O que poderia acontecer se a Olimpíada de Tóquio fosse cancelada?
Associações japonesas e petições online pedem o cancelamento dos Jogos; cancelar o evento afetaria patrocinadores e milhares de atletas que se prepararam
Faltando pouco mais de dois meses para o início da Olimpíada de Tóquio, a possibilidade de cancelamento paira sobre os Jogos.
Enquanto o Japão enfrenta uma quarta onda de infecções por coronavírus e um estado de emergência em Tóquio e outras prefeituras permanece até o final do mês, há uma pressão crescente de especialistas em saúde, líderes empresariais e do público japonês para cancelar os Jogos.
Na semana passada, a Tokyo Medical Practitioners Association, uma organização de cerca de 6 mil médicos em Tóquio, escreveu uma carta pedindo o cancelamento, enquanto uma petição que reuniu 350 mil assinaturas em nove dias em apoio ao cancelamento foi enviada aos organizadores.
Também na semana passada, o CEO da Rakuten, principal empresa de comércio eletrônico japonesa, disse que realizar os Jogos em meio à pandemia equivale a uma “missão suicida” – uma das mais fortes oposições até agora expressas por um líder empresarial.
No entanto, o Comitê Olímpico Internacional (COI) tem se mantido inflexível de que a Olimpíada, já adiada por um ano em meio à pandemia, pode começar no dia 23 de julho.
Os organizadores lançaram um manual, cuja versão final é esperada no próximo mês, delineando uma série de contra-medidas que, segundo eles, garantirão que os Jogos ocorram de maneira segura, mesmo com milhares de atletas de todo o mundo chegando a Tóquio.
Com os Jogos Olímpicos de Inverno em Pequim a menos de um ano de distância, as autoridades também disseram que os Jogos não serão adiados novamente e que o cancelamento seria a opção mais provável se não for considerado seguro realizar os Jogos a partir da data de início remarcada em julho.
Como aconteceria um cancelamento?
No contrato da cidade-sede que descreve o acordo legal entre o COI e Tóquio para sediar os Jogos, o COI tem o direito de rescindir o contrato com o fundamento de que “a segurança dos participantes dos Jogos seria seriamente ameaçada ou comprometida por qualquer motivo.”
De acordo com o especialista jurídico Jack Anderson, é provável que haja uma pressão crescente sobre os organizadores que força o cancelamento – uma “decisão política”, em vez de uma decisão estritamente legal.
“É a segurança desses atletas, que são a principal preocupação do COI, a segurança do público japonês, a principal preocupação do comitê organizador e do estabelecimento político japonês, que é a chave”, disse Anderson, professor de Direito na Escola de Melbourne, na Austrália, disse à CNN.
“E este não é um evento único comum. É obviamente um grande evento multidisciplinar em muitos estádios diferentes.”
Anderson acrescenta que a rescisão do contrato com a cidade-sede faria com que os riscos e prejuízos ficassem em grande parte com o comitê organizador, que tem a missão de fazer seguro para os Jogos.
“Dessa forma, é simples”, diz ele. “Mas é claro que, de outras maneiras, não é simples porque não é simplesmente um contrato entre o Comitê Olímpico Internacional e a organização anfitriã.”

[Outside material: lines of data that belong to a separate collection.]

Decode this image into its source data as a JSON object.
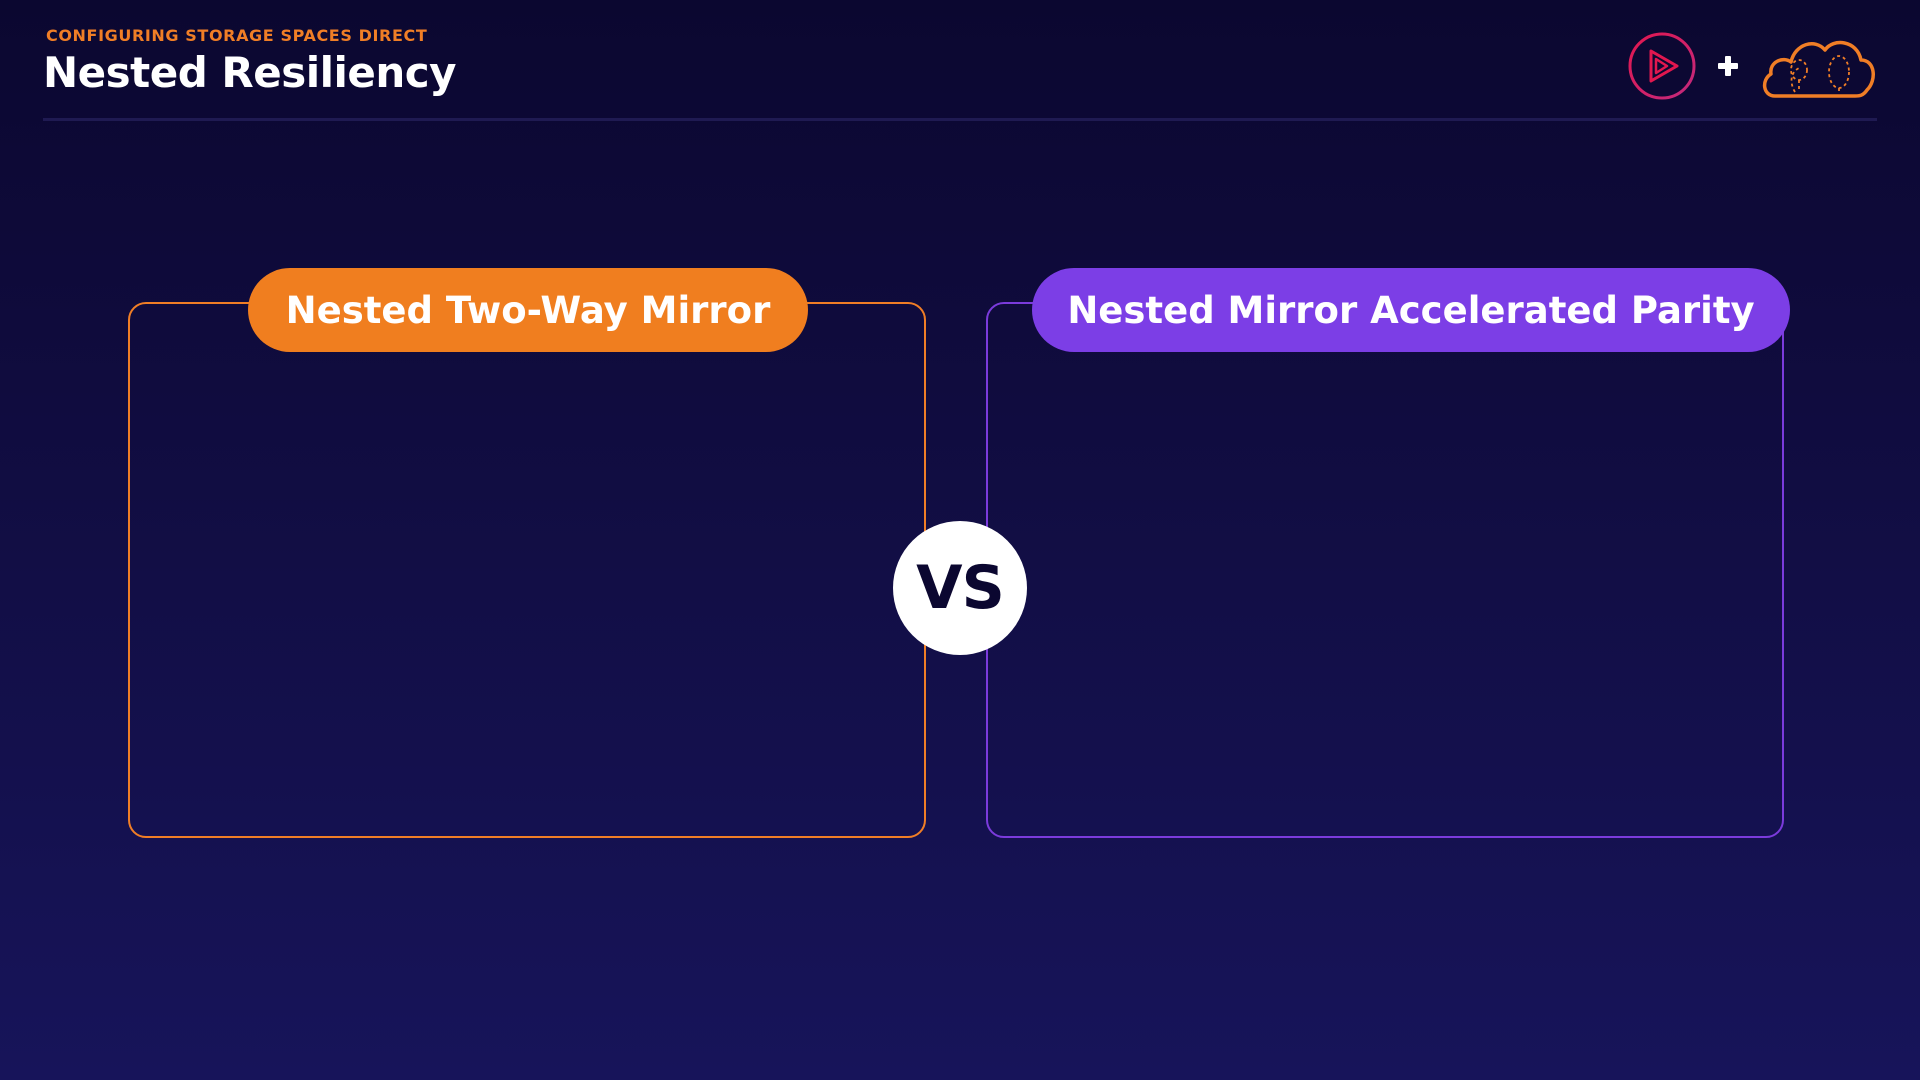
{
  "header": {
    "eyebrow": "CONFIGURING STORAGE SPACES DIRECT",
    "title": "Nested Resiliency"
  },
  "logos": {
    "left_icon": "play-logo-icon",
    "separator_icon": "plus-icon",
    "right_icon": "cloud-tree-logo-icon"
  },
  "comparison": {
    "left_label": "Nested Two-Way Mirror",
    "right_label": "Nested Mirror Accelerated Parity",
    "vs_label": "VS"
  },
  "colors": {
    "accent_orange": "#f07e1f",
    "accent_purple": "#7c3ee6",
    "logo_red": "#e01f50",
    "background_top": "#0b0730",
    "background_bottom": "#17145a"
  }
}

“Temos contratos de patrocínio, temos transmissão, temos hospitalidade, temos uma gama – uma rede contratual de responsabilidades – que estão em vigor aqui. É uma questão contratual enorme e teria enormes ramificações de seguro se não fosse à frente.”
De acordo com um relatório da Reuters, as seguradoras enfrentarão um prejuízo em torno de US$ 3 bilhões se a Olimpíada for cancelada, totalizando a maior reclamação de todos os tempos no mercado global de cancelamento de eventos.
E para os organizadores, o impacto financeiro do cancelamento dos Jogos, mesmo com o pagamento do seguro, pode ser considerável, visto que cerca de 75% do financiamento total do COI vem de direitos de transmissão.
“O Comitê Olímpico Internacional, embora agora seja uma organização muito rica, sua riqueza está baseada em seu principal ativo, que é a sede dos Jogos”, explica Anderson.
“Portanto, não ter Jogos, e o efeito cascata que isso tem para o patrocínio, para a transmissão, seria enorme. Seria difícil medir isso. Mas acho que você poderia confortavelmente dizer que o seguro por si só não o cobriria em termos de reputação e danos econômicos.”
E os atletas?
Sem dúvida, seriam os atletas que mais perderiam com o cancelamento da Olimpíada.
Em declarações à CNN na semana passada, o presidente da World Athletics, Seb Coe, disse que 70% dos que buscam uma participação olímpica terão apenas uma chance de competir no que provavelmente será o auge de suas carreiras esportivas.
Cancelar os Jogos, disse Coe, seria “descartar uma geração de atletas que passaram mais da metade de suas jovens vidas em busca deste momento único”.
A outra questão quando se trata de atletas é que os países ao redor do mundo estão em diferentes estágios de recuperação da pandemia e têm acesso variado às vacinas, embora Coe diga que acha que “a maior parte do mundo estará nos Jogos”.
Com a crescente pressão do público para cancelar os Jogos, o primeiro-ministro japonês, Yoshihide Suga, disse na semana passada que “nunca colocou a Olimpíada” como uma prioridade.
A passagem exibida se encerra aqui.